NLeSC / xtas

Distributed text analysis suite based on Celery
http://nlesc.github.io/xtas/
Other
94 stars 32 forks source link

Multiple workers calling Stanford NER #31

Closed larsmans closed 10 years ago

larsmans commented 10 years ago

It is not clear what will happen if multiple workers on a single host want to use Stanford NER at the same time. The port number is fixed, so we cannot run multiple SNER processes at the same time.

We could allocate the port quasi-dynamically, but that would require (1) a range of reserved ports and (2) communication between the workers about who's using which port.

Alternatively, we could wrap Stanford NER in a piece of Java/Jython code and communicate with that using some other means, e.g. a Unix domain socket or Pyro.

larsmans commented 10 years ago

Here's how the Java/Jython code should communicate with Stanford.

larsmans commented 10 years ago

RWB (GitHub handle N/A) has expressed an interest in this issue.
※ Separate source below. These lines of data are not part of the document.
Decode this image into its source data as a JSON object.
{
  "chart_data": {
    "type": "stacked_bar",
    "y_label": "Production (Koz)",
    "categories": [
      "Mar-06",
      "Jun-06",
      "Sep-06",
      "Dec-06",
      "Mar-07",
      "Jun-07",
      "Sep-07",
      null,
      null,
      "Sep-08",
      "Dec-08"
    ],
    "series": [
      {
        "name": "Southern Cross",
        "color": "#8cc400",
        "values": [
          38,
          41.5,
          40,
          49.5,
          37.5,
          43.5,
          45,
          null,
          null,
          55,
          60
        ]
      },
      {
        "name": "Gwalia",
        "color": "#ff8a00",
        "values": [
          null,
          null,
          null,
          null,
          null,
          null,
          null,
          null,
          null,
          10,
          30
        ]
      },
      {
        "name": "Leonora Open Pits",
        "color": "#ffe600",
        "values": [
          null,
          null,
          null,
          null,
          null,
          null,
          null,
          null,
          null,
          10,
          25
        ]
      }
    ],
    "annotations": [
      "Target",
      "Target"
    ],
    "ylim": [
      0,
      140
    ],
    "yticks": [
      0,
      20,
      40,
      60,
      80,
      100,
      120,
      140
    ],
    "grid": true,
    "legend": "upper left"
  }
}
larsmans commented 10 years ago

As another benefit of doing this with a Unix domain socket, we can avoid the race condition in starting up the server. Currently we parse the SNER server's stderr to see if it's ready to receive work, but when it reports "ready" it actually hasn't set up its socket yet; this is why there's a sleep call in the SNER code. With a custom socket protocol, we can let the server send its ready message over that very socket.